Forum Moderators: coopster
break words into array of unique words
does the word exist in the word table
>> if yes, look for an occurance on the current page. If there is no occurance, make a new one, else update current occurance count for the page.
>> if no, create an new entry for the word, and a new occurance.
Not sure if thats too readable, but basically I'm stuck with 3 queries per word. If I have 500 unique words on the page then it's 1500 queries per published article.
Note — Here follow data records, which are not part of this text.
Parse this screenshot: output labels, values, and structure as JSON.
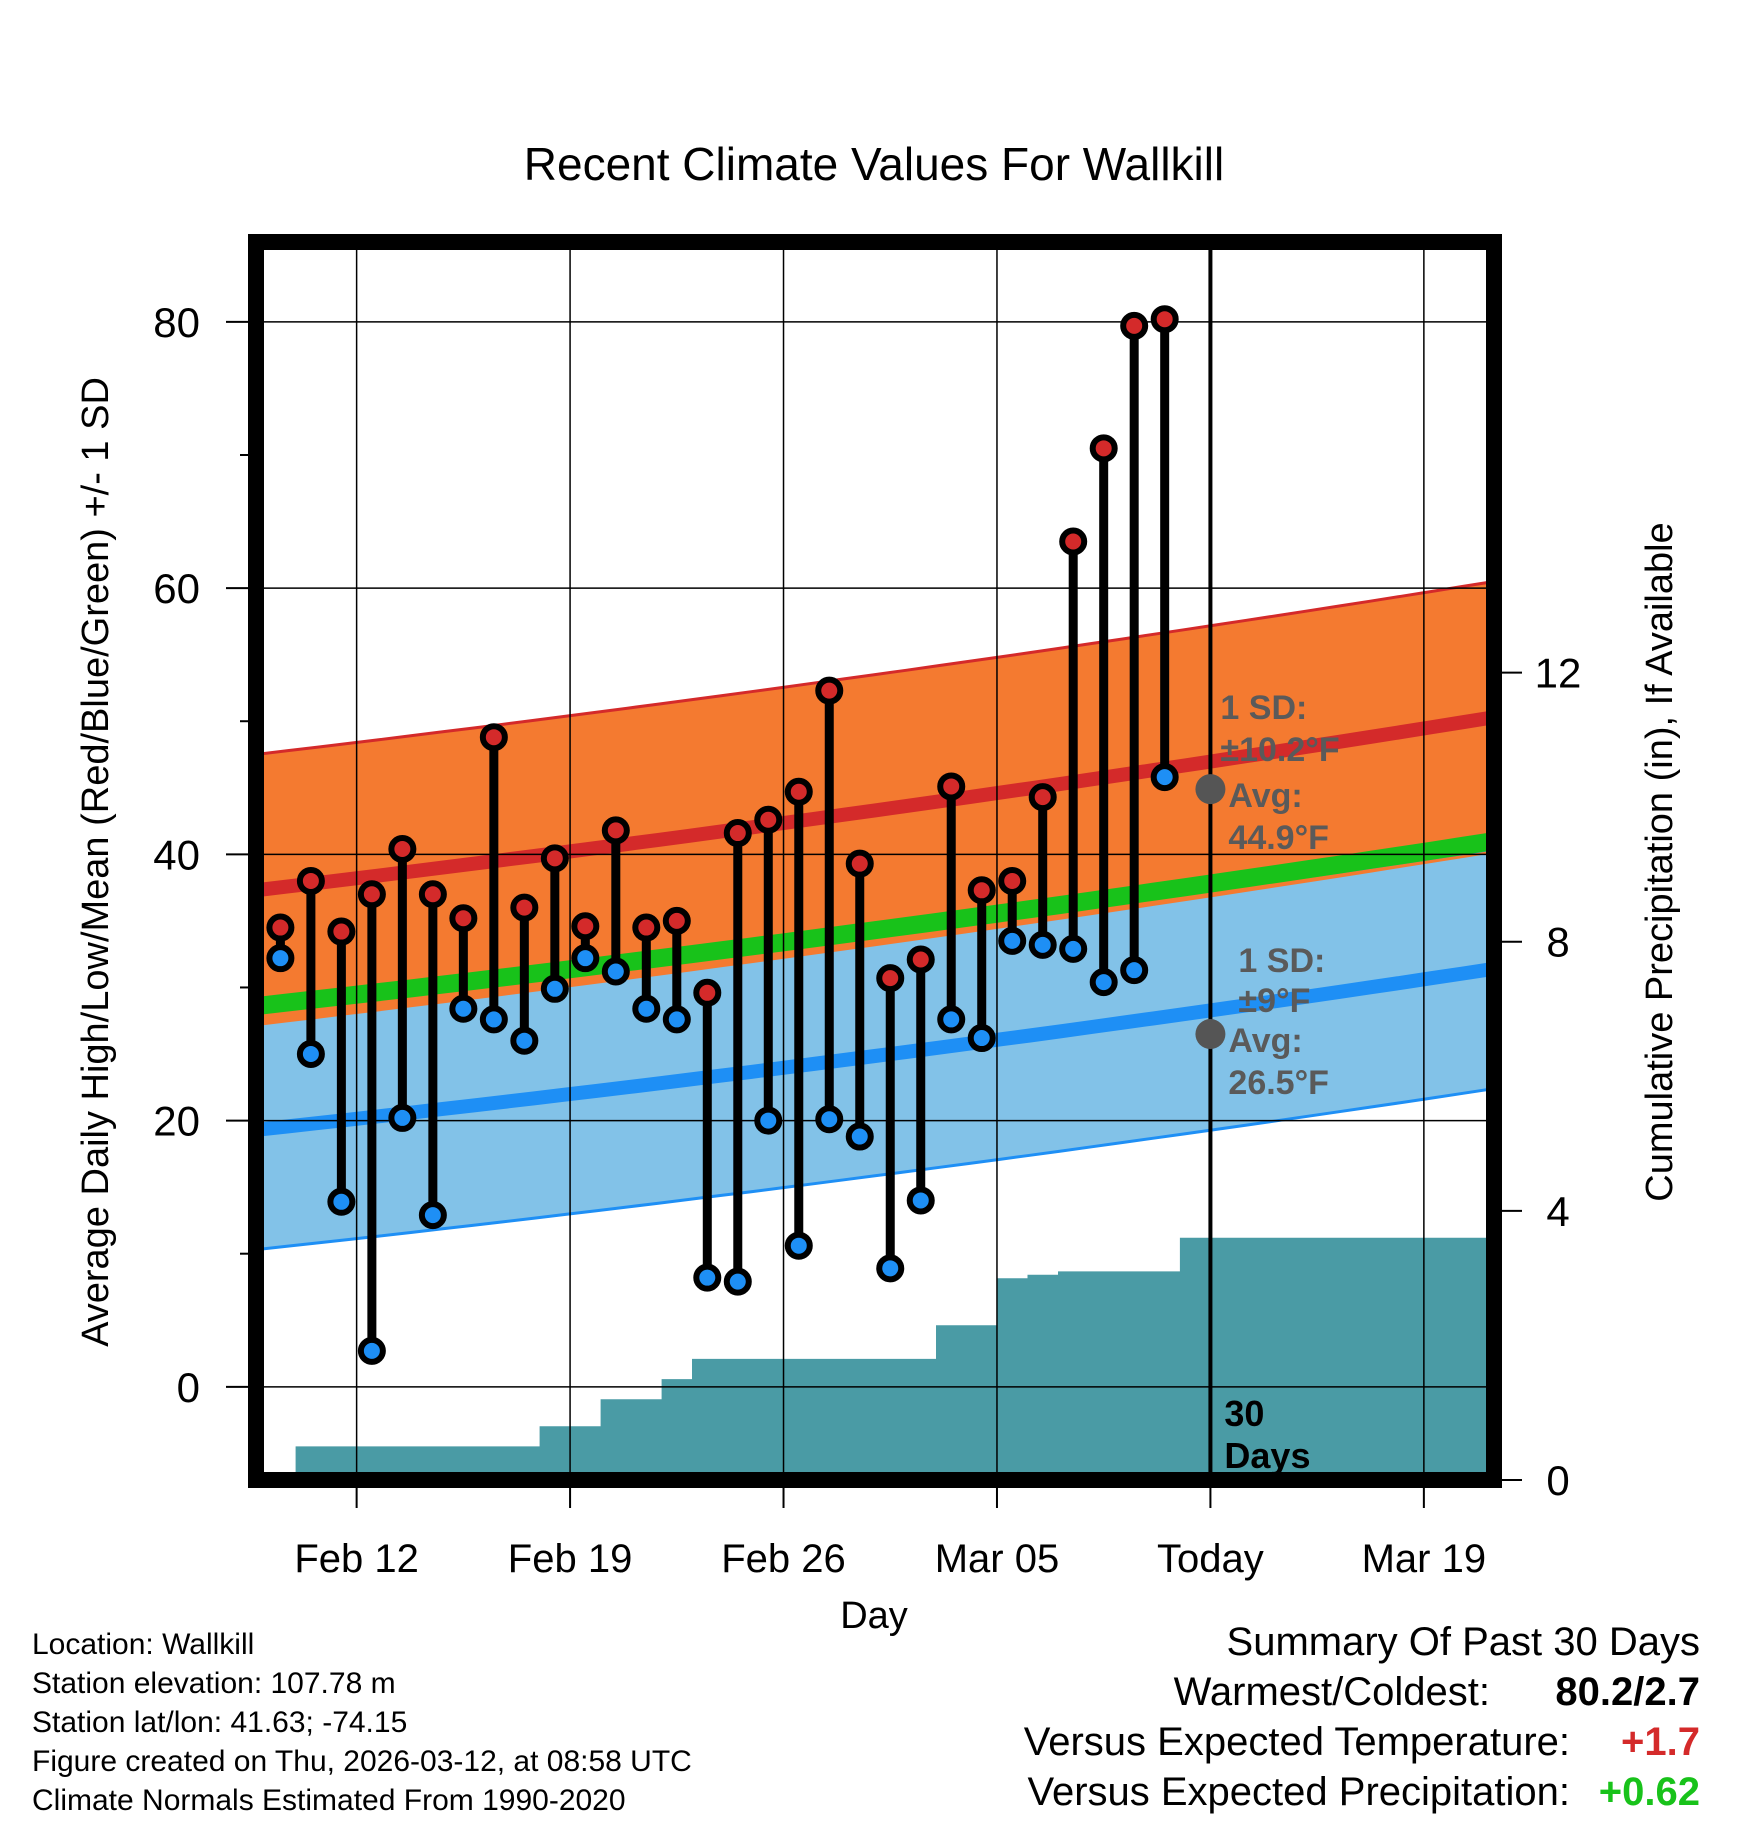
{
  "chart_data": {
    "type": "line",
    "title": "Recent Climate Values For Wallkill",
    "xlabel": "Day",
    "ylabel": "Average Daily High/Low/Mean (Red/Blue/Green) +/- 1 SD",
    "y2label": "Cumulative Precipitation (in), If Available",
    "ylim": [
      -7,
      86
    ],
    "y2lim": [
      0,
      18.4
    ],
    "xlim": [
      -0.8,
      39.8
    ],
    "x_ticks": [
      {
        "x": 2.5,
        "label": "Feb 12"
      },
      {
        "x": 9.5,
        "label": "Feb 19"
      },
      {
        "x": 16.5,
        "label": "Feb 26"
      },
      {
        "x": 23.5,
        "label": "Mar 05"
      },
      {
        "x": 30.5,
        "label": "Today"
      },
      {
        "x": 37.5,
        "label": "Mar 19"
      }
    ],
    "y_ticks": [
      0,
      20,
      40,
      60,
      80
    ],
    "y_minor_ticks": [
      10,
      30,
      50,
      70
    ],
    "y2_ticks": [
      0,
      4,
      8,
      12
    ],
    "today_x": 30.5,
    "days_label": "30 Days",
    "daily_highs": [
      34.5,
      38,
      34.2,
      37,
      40.4,
      37,
      35.2,
      48.8,
      36,
      39.7,
      34.6,
      41.8,
      34.5,
      35,
      29.6,
      41.6,
      42.6,
      44.7,
      52.3,
      39.3,
      30.7,
      32.1,
      45.1,
      37.3,
      38,
      44.3,
      63.5,
      70.5,
      79.7,
      80.2
    ],
    "daily_lows": [
      32.2,
      25,
      13.9,
      2.7,
      20.2,
      12.9,
      28.4,
      27.6,
      26,
      29.9,
      32.2,
      31.2,
      28.4,
      27.6,
      8.2,
      7.9,
      20,
      10.6,
      20.1,
      18.8,
      8.9,
      14,
      27.6,
      26.2,
      33.5,
      33.2,
      32.9,
      30.4,
      31.3,
      45.8
    ],
    "normal_high": {
      "start": 37.3,
      "end": 48.3,
      "sd": 10.2
    },
    "normal_low": {
      "start": 19.3,
      "end": 29.4,
      "sd": 9
    },
    "normal_mean": {
      "start": 28.6,
      "end": 39
    },
    "precip_cumulative": [
      0,
      0.5,
      0.5,
      0.5,
      0.5,
      0.5,
      0.5,
      0.5,
      0.5,
      0.8,
      0.8,
      1.2,
      1.2,
      1.5,
      1.8,
      1.8,
      1.8,
      1.8,
      1.8,
      1.8,
      1.8,
      1.8,
      2.3,
      2.3,
      3.0,
      3.05,
      3.1,
      3.1,
      3.1,
      3.1,
      3.6,
      3.6
    ],
    "annotations": {
      "high_sd_label": "1 SD:",
      "high_sd_value": "±10.2°F",
      "high_avg_label": "Avg:",
      "high_avg_value": "44.9°F",
      "low_sd_label": "1 SD:",
      "low_sd_value": "±9°F",
      "low_avg_label": "Avg:",
      "low_avg_value": "26.5°F",
      "today_high_avg": 44.9,
      "today_low_avg": 26.5
    }
  },
  "colors": {
    "high_band": "#f47a30",
    "high_line": "#d42a2a",
    "low_band": "#82c2e8",
    "low_line": "#1e8ff5",
    "mean_line": "#18c21a",
    "precip": "#4a9ba5",
    "high_dot": "#d42a2a",
    "low_dot": "#1e8ff5",
    "avg_dot": "#555555",
    "annot_text": "#5a5a5a",
    "plus_temp": "#d42a2a",
    "plus_precip": "#18c21a"
  },
  "info": {
    "location": "Location: Wallkill",
    "elevation": "Station elevation: 107.78 m",
    "latlon": "Station lat/lon: 41.63; -74.15",
    "created": "Figure created on Thu, 2026-03-12, at 08:58 UTC",
    "normals": "Climate Normals Estimated From 1990-2020"
  },
  "summary": {
    "title": "Summary Of Past 30 Days",
    "warmest_label": "Warmest/Coldest:",
    "warmest_value": "80.2/2.7",
    "temp_label": "Versus Expected Temperature:",
    "temp_value": "+1.7",
    "precip_label": "Versus Expected Precipitation:",
    "precip_value": "+0.62"
  }
}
The articles will be kind of fluid in nature and need to be edited regularly (which means words and occurances will change each time an article is changed).
What I'm thinking is perhaps I can run some sort of table join between the word and occurance tables and then test together whether the word and occurance exists, or write something that reduces the amount of calls I have to make to the database.
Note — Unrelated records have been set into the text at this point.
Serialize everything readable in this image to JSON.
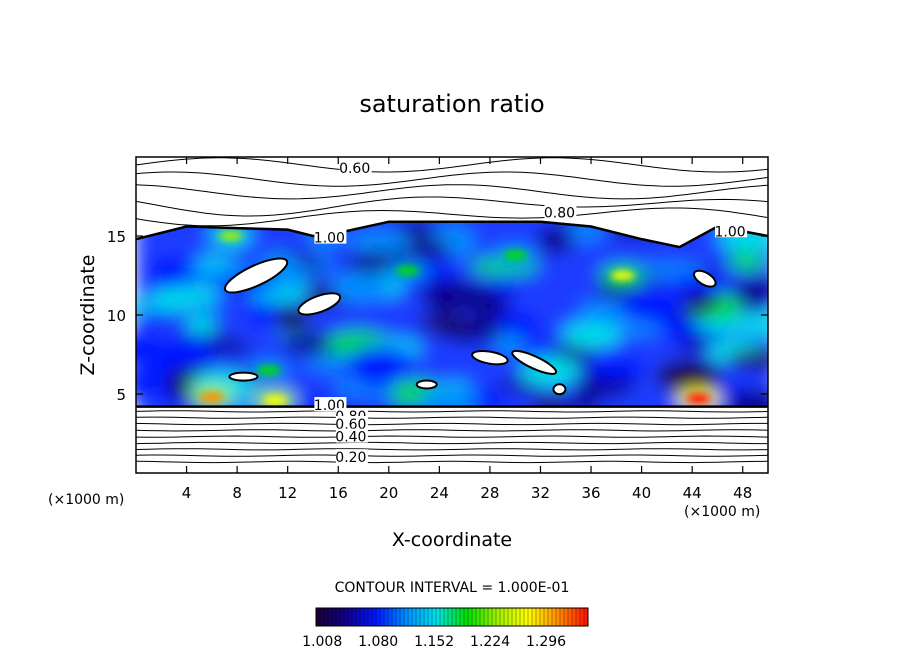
{
  "chart_data": {
    "type": "heatmap",
    "title": "saturation ratio",
    "xlabel": "X-coordinate",
    "ylabel": "Z-coordinate",
    "x_unit": "(×1000 m)",
    "y_unit": "(×1000 m)",
    "xlim": [
      0,
      50
    ],
    "ylim": [
      0,
      20
    ],
    "x_ticks": [
      "4",
      "8",
      "12",
      "16",
      "20",
      "24",
      "28",
      "32",
      "36",
      "40",
      "44",
      "48"
    ],
    "y_ticks": [
      "5",
      "10",
      "15"
    ],
    "contour_interval_text": "CONTOUR INTERVAL = 1.000E-01",
    "contour_labels": [
      {
        "text": "0.60",
        "x": 17.3,
        "z": 19.3
      },
      {
        "text": "0.80",
        "x": 33.5,
        "z": 16.5
      },
      {
        "text": "1.00",
        "x": 15.3,
        "z": 14.9
      },
      {
        "text": "1.00",
        "x": 47.0,
        "z": 15.3
      },
      {
        "text": "1.00",
        "x": 15.3,
        "z": 4.3
      },
      {
        "text": "0.80",
        "x": 17.0,
        "z": 3.6
      },
      {
        "text": "0.60",
        "x": 17.0,
        "z": 3.1
      },
      {
        "text": "0.40",
        "x": 17.0,
        "z": 2.3
      },
      {
        "text": "0.20",
        "x": 17.0,
        "z": 1.0
      }
    ],
    "colorbar": {
      "min": 1.0,
      "max": 1.35,
      "tick_labels": [
        "1.008",
        "1.080",
        "1.152",
        "1.224",
        "1.296"
      ],
      "colors": [
        "#1a0030",
        "#10008c",
        "#0018ff",
        "#0090ff",
        "#00e0e8",
        "#00e000",
        "#a0f000",
        "#ffff00",
        "#ff9000",
        "#ff1000"
      ]
    },
    "supersaturation_region": {
      "z_bottom": 4.2,
      "z_top_approx": 15.8
    },
    "hotspots": [
      {
        "x": 7.5,
        "z": 15.0,
        "value": 1.22
      },
      {
        "x": 6.0,
        "z": 4.8,
        "value": 1.3
      },
      {
        "x": 11.0,
        "z": 4.6,
        "value": 1.28
      },
      {
        "x": 44.5,
        "z": 4.7,
        "value": 1.32
      },
      {
        "x": 38.5,
        "z": 12.5,
        "value": 1.26
      },
      {
        "x": 30.0,
        "z": 13.8,
        "value": 1.2
      },
      {
        "x": 21.5,
        "z": 12.8,
        "value": 1.18
      },
      {
        "x": 10.5,
        "z": 6.5,
        "value": 1.2
      }
    ],
    "grid": false
  }
}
My table structure looks like this:
Words:
------
word_id
word
Occurances:
-----------
Occurance_id
Word_id
Page_id
Does anyone have any advice on reducing the number of queries I have to perform for each word, or building something a little more efficient?
document{word}->#occurrences
To insert the document details into the database:
for each word {
insert into index_table values(page_id, word, #occurrences)
}
To extract documents containing a particular word:
select page_id, #occurrences from index_table where word = $word
You might consider building yourself one more table that contains StopWords like those suggested above. Too, if you're planning on displaying 'Latest Searches' you may want to add some foul language words to your StopWords repository so that these items don't appear on your site.
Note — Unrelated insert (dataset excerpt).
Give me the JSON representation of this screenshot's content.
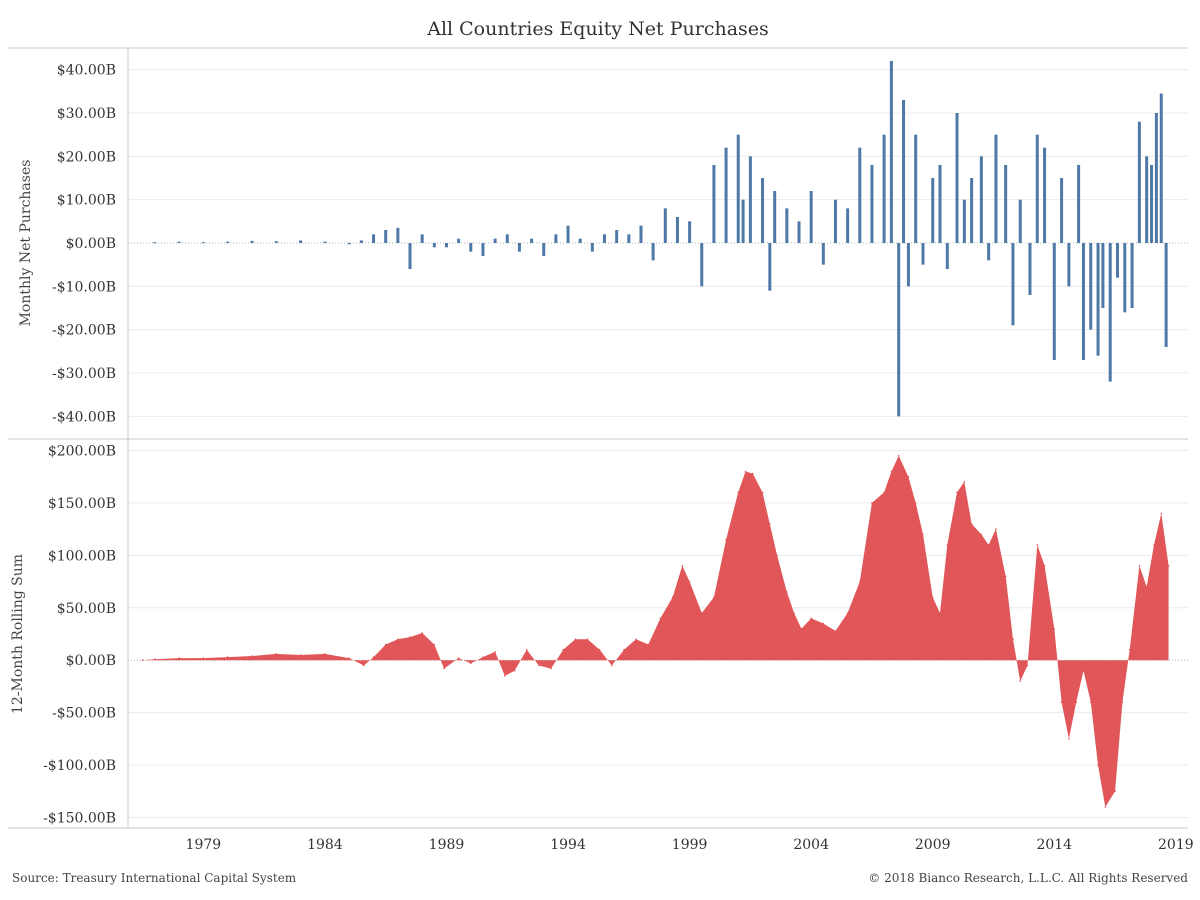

The search class I've built thus far filters stopwords already, but I might also impliment a bad words filter as suggested. Interesting idea to combine the words into the occurance table. That would solve my multiple query problem but sacrificing a bit of database space...
Doing some estimates it means only a few kb per article extra space in the database (plus a little bit for an index on the column), which is nothing compared to the performance benifit. Great suggestion!